The reference implementation is @kya-os/mcp — open-source, donated to the Decentralized Identity Foundation. That last part matters more than it sounds. The protocol is governed by a neutral standards body, not a vendor; the wire format is JOSE; identity resolution is W3C DIDs; canonicalization is RFC 8785. Every layer below the receipt is a standard a procurement officer can google, and the implementation lives in an org that cannot be acquired or paywalled out from under you.

Beyond signed receipts: tools that ask permission first

The same library that signs every response also gates write-scope tools behind a verifiable credential. Tag a tool with the scope it needs — cart:write, payments.execute, db.delete — and a call that arrives without a matching delegation comes back not with a result but with a consent URL. The user approves in a separate channel, the server issues a VC scoped to that one tool with an explicit expiry, and the retry clears with the delegation and the proof riding side-by-side in _meta.

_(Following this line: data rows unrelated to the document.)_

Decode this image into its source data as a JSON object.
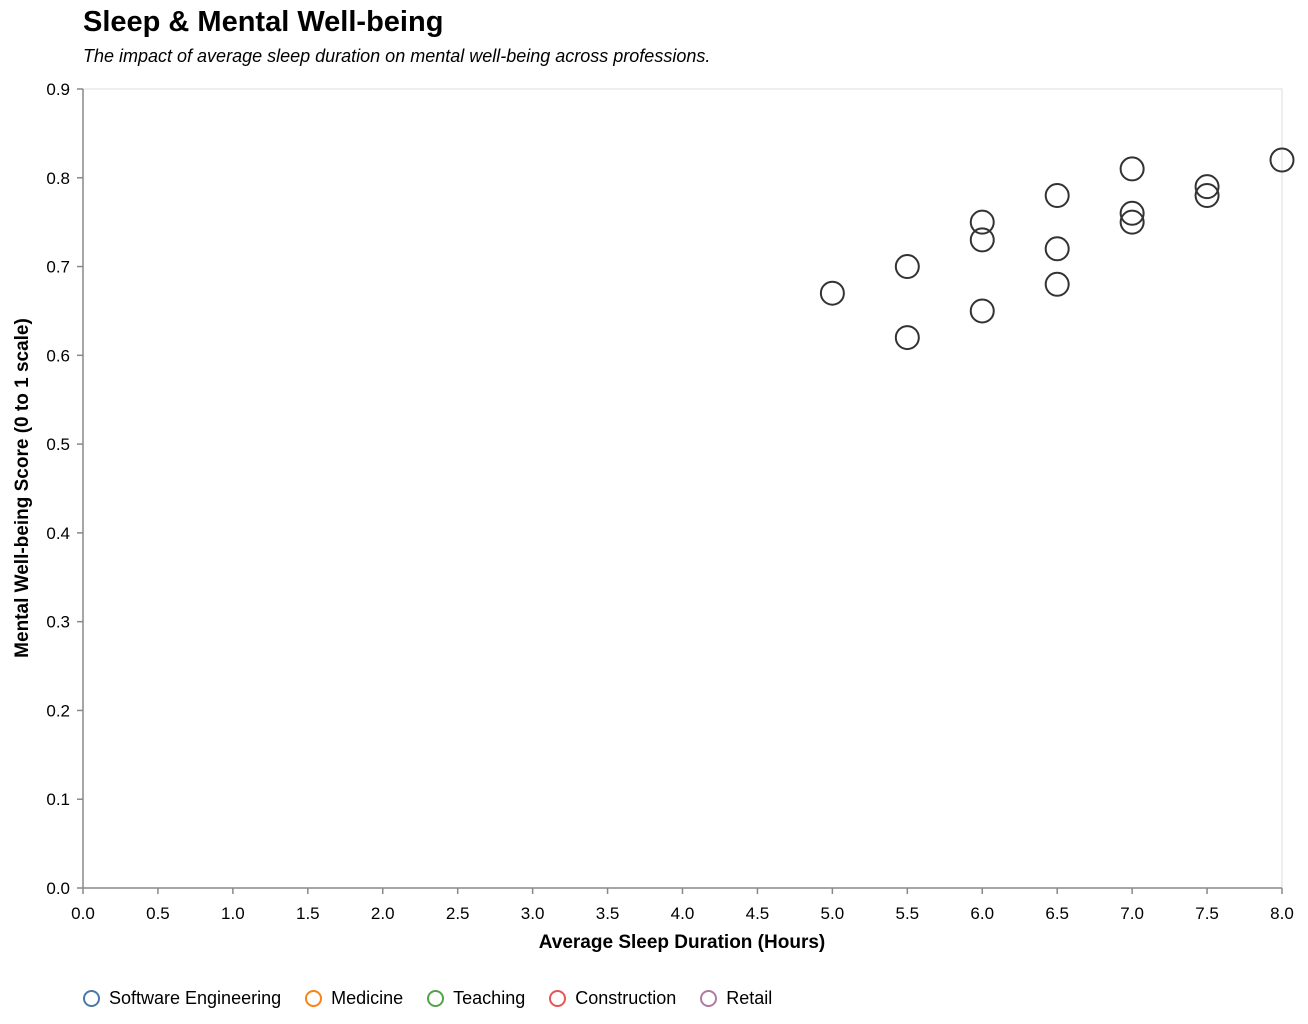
{
  "chart_data": {
    "type": "scatter",
    "title": "Sleep & Mental Well-being",
    "subtitle": "The impact of average sleep duration on mental well-being across professions.",
    "xlabel": "Average Sleep Duration (Hours)",
    "ylabel": "Mental Well-being Score (0 to 1 scale)",
    "xlim": [
      0,
      8
    ],
    "ylim": [
      0,
      0.9
    ],
    "x_ticks": [
      "0.0",
      "0.5",
      "1.0",
      "1.5",
      "2.0",
      "2.5",
      "3.0",
      "3.5",
      "4.0",
      "4.5",
      "5.0",
      "5.5",
      "6.0",
      "6.5",
      "7.0",
      "7.5",
      "8.0"
    ],
    "y_ticks": [
      "0.0",
      "0.1",
      "0.2",
      "0.3",
      "0.4",
      "0.5",
      "0.6",
      "0.7",
      "0.8",
      "0.9"
    ],
    "grid": false,
    "legend_position": "bottom-left",
    "legend": [
      {
        "label": "Software Engineering",
        "color": "#4c78a8"
      },
      {
        "label": "Medicine",
        "color": "#f58518"
      },
      {
        "label": "Teaching",
        "color": "#54a24b"
      },
      {
        "label": "Construction",
        "color": "#e45756"
      },
      {
        "label": "Retail",
        "color": "#b279a2"
      }
    ],
    "point_stroke_color": "#333333",
    "points": [
      {
        "x": 5.0,
        "y": 0.67
      },
      {
        "x": 5.5,
        "y": 0.7
      },
      {
        "x": 5.5,
        "y": 0.62
      },
      {
        "x": 6.0,
        "y": 0.75
      },
      {
        "x": 6.0,
        "y": 0.73
      },
      {
        "x": 6.0,
        "y": 0.65
      },
      {
        "x": 6.5,
        "y": 0.78
      },
      {
        "x": 6.5,
        "y": 0.72
      },
      {
        "x": 6.5,
        "y": 0.68
      },
      {
        "x": 7.0,
        "y": 0.81
      },
      {
        "x": 7.0,
        "y": 0.76
      },
      {
        "x": 7.0,
        "y": 0.75
      },
      {
        "x": 7.5,
        "y": 0.79
      },
      {
        "x": 7.5,
        "y": 0.78
      },
      {
        "x": 8.0,
        "y": 0.82
      }
    ]
  }
}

That is the checkout step in the demo above: blocked first time, retried after the consent flow, and the second response carries the credential alongside the receipt. The audit table now answers more than "did this happen?" It answers "who delegated what to whom, scoped to which tool, expiring when?" For regulated verticals that turns the audit trail from a forensic artifact into a live access-control surface — same primitive, both jobs, no second system to operate.

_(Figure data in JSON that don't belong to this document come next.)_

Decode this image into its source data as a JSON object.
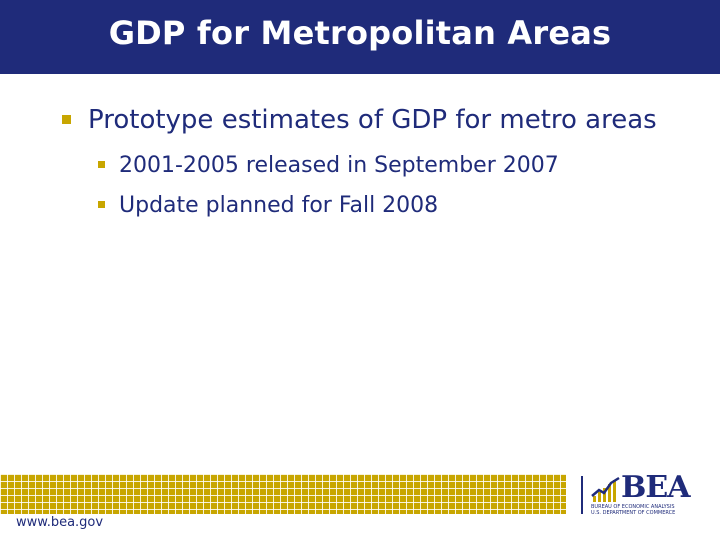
{
  "slide": {
    "title": "GDP for Metropolitan Areas",
    "bullets": [
      {
        "text": "Prototype estimates of GDP for metro areas",
        "sub": [
          "2001-2005 released in September 2007",
          "Update planned for Fall 2008"
        ]
      }
    ]
  },
  "footer": {
    "url": "www.bea.gov",
    "logo": {
      "name": "BEA",
      "line1": "BUREAU OF ECONOMIC ANALYSIS",
      "line2": "U.S. DEPARTMENT OF COMMERCE"
    }
  },
  "colors": {
    "title_bar": "#1f2b7a",
    "text": "#1f2b7a",
    "accent_gold": "#c8a600"
  }
}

Each side accrues value alone

A regulated server operator who deploys receipts and whose clients never read _meta still gets most of the value. Any later mutation of a stored row — by a DBA, a migration script, a compromised admin, a subpoena-driven redaction — becomes detectable the moment anyone runs verify. The receipt is its own integrity check, dormant until called on. Tamper-evident by construction, not tamper-evident by process.

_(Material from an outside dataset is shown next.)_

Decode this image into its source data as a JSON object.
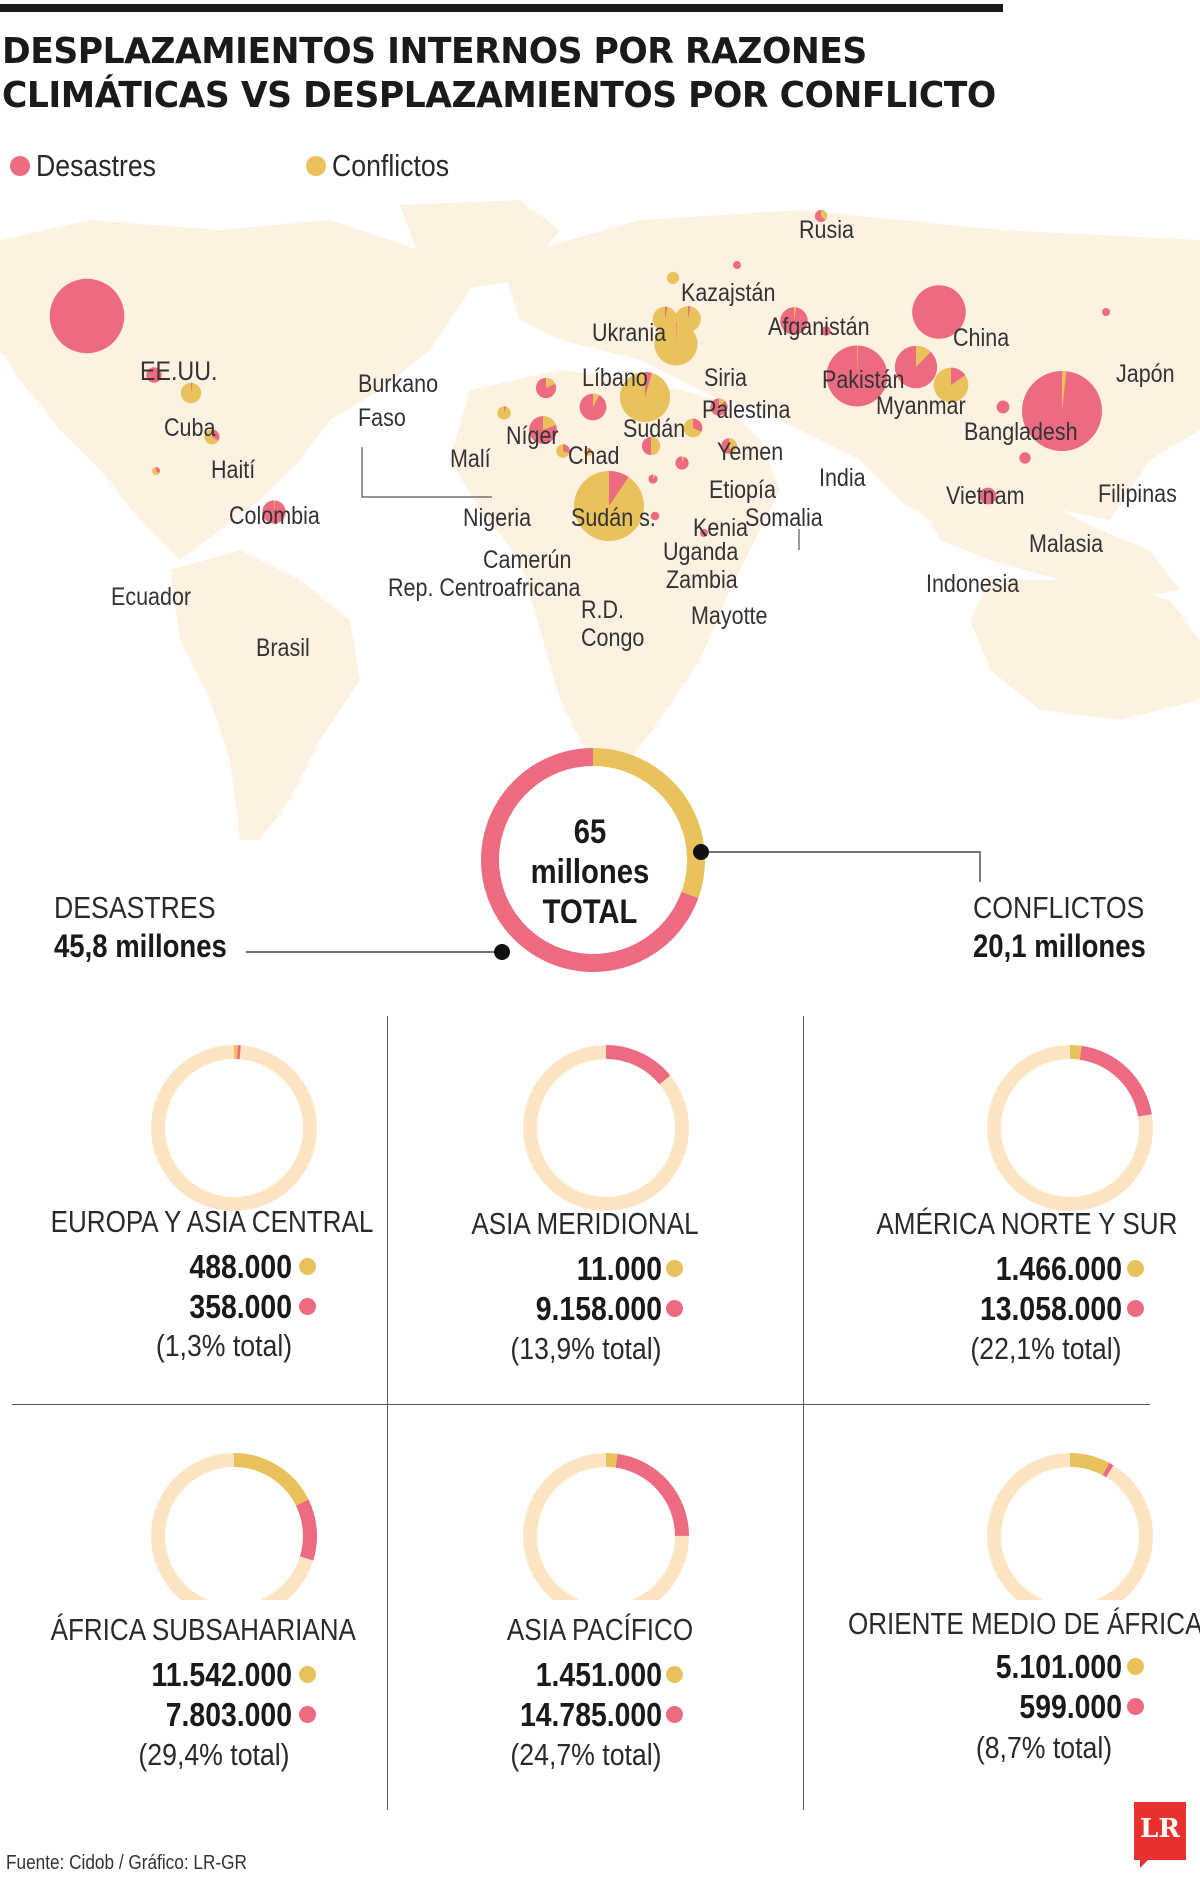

A regulated-vertical client that calls verify on every response — even if no peer client is doing the same — owns non-repudiable evidence the server cannot disown. The request it sent, the response it got, hashed canonically, signed under the server's DID. In a dispute, the client hands the receipt to a third party who runs verify and gets a verdict.

Adoption is not gated on consensus. Each side accrues value the moment it ships.

The asymmetry does not fix the median case. Most generic agent frameworks — LangChain, LlamaIndex, Cursor's MCP client, the long tail — will not pick this up until a regulator mandates it, a procurement contract requires it, or a default lands in a major SDK. That is fine. The asymmetry says you do not have to wait.

Ship this week

Two reader groups, two concrete moves.

01If you operate a regulated MCP server

npm install @kya-os/mcp

Wrap your server, then publish your DID document at a stable URL (did:web resolves to https://your-host/.well-known/did.json) and configure a nonce store and key-rotation policy you can defend to your auditor:

const server = withKyaOs(myMcpServer, { signer, did });

Open MCP Inspector against the wrapped server and confirm _meta.proof appears on every tools/call response. The signing path itself is cheap — a day's work; the project is the operational chrome around it (key rotation, nonce store, attestation runbook the auditor signs off on). What you ship is a tamper-evident-by-construction audit trail in a JOSE format every standards-aware regulator will recognize.

02If you ship a client into a regulated vertical

npm install @kya-os/mcp

Call verify on every response from a server that emits receipts:

const verdict = await verify(response.result._meta.proof, {
  expectedAudience,
  expectedRequest,
  expectedResult,
});

Persist the verdict and the receipt alongside your existing logs — the receipt is the artifact your auditor will want, not the log line. You now retain portable evidence the server cannot disown.

Each move makes the next one cheaper. Neither requires the other.